Lettre-préface

Nice, le 23 octobre 1964.


Si vous voulez vraiment le savoir, j’aurais préféré ne jamais être né. La vie, je trouve ça bien fatigant. Bien sûr, à présent la chose est faite, et je ne peux rien y changer. Mais il y aura toujours au fond de moi ce regret, que je n’arriverai pas à chasser complètement, et qui gâchera tout. Maintenant, il s’agit de vieillir vite, d’avaler les années le plus vite possible, sans regarder à gauche ni à droite. Il faut subir toutes les petites morsures de l’existence, en tâchant de ne pas trop souffrir. La vie est pleine de folies. Ce ne sont que de petites folies quotidiennes, mais elles sont terribles, si on les regarde bien.

Je ne crois pas tellement aux grands sentiments. À leur place, j’aperçois une armée d’insectes ou de fourmis qui grignotent dans tous les sens. Parfois, ces minuscules flèches noires se réunissent, et la raison des hommes perd l’équilibre. Pendant quelques minutes, quelques heures, c’est le règne du chaos, de l’aventure. La fièvre, la douleur, la fatigue, le sommeil qui arrive sont des passions aussi fortes et aussi désespérantes que l’amour, la torture, la haine ou la mort. D’autres fois, l’esprit assailli par les sensations succombe en une sorte d’extase matérielle. La vue de la vérité est plus éblouissante qu’une lampe à arc.

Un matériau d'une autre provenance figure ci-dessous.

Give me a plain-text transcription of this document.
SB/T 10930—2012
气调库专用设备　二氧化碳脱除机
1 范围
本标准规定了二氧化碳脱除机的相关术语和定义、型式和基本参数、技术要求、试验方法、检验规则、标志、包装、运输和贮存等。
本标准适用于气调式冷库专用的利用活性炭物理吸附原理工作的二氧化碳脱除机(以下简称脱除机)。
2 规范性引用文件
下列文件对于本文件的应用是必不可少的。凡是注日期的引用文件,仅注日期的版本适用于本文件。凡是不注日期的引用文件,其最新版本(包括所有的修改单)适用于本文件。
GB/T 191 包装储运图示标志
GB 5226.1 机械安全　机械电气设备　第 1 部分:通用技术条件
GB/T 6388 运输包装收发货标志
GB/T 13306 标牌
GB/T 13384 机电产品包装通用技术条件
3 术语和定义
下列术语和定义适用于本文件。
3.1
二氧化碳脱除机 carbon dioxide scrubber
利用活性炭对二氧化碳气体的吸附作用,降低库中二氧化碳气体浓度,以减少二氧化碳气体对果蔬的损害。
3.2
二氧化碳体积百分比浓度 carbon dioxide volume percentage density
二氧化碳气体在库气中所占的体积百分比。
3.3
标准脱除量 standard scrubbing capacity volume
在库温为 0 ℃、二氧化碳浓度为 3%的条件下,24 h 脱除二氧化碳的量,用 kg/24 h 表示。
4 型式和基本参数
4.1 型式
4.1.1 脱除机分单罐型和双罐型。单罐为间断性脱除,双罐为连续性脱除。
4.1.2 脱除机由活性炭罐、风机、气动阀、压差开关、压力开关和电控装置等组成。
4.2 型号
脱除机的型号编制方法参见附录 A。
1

Nous vivons dans un monde bien fragile. Il faut faire attention où nous posons notre regard, il faut se méfier de tout ce que nous entendons, de tout ce qui nous touche.

Ces neuf histoires de petite folie sont des fictions ; et pourtant, elles n’ont pas été inventées. Leur matière est puisée dans une expérience familière. Tous les jours, nous perdons la tête à cause d’un peu de température, d’une rage de dents, d’un vertige passager. Nous nous mettons en colère. Nous jouissons. Nous sommes ivres. Cela ne dure pas longtemps, mais cela suffit. Nos peaux, nos yeux, nos oreilles, nos nez, nos langues emmagasinent tous les jours des millions de sensations dont pas une n’est oubliée. Voilà le danger. Nous sommes de vrais volcans.

Il y a longtemps que j’ai renoncé à dire tout ce que je pensais (je me demande même parfois s’il existe vraiment quelque chose qui s’appelle une pensée) ; je me suis contenté d’écrire tout cela en prose. La poésie, les romans, les nouvelles sont de singulières antiquités qui ne trompent plus personne, ou presque. Des poèmes, des récits, pour quoi faire ? L’écriture, il ne reste plus que l’écriture, l’écriture seule, qui tâtonne avec ses mots, qui cherche et décrit, avec minutie, avec profondeur, qui s’agrippe, qui travaille la réalité sans complaisance. C’est difficile de faire de l’art en voulant faire de la science. J’aimerais bien avoir en quelque sorte un ou deux siècles de plus pour savoir.

Très respectueusement vôtre,

J. M. G. Le Clézio.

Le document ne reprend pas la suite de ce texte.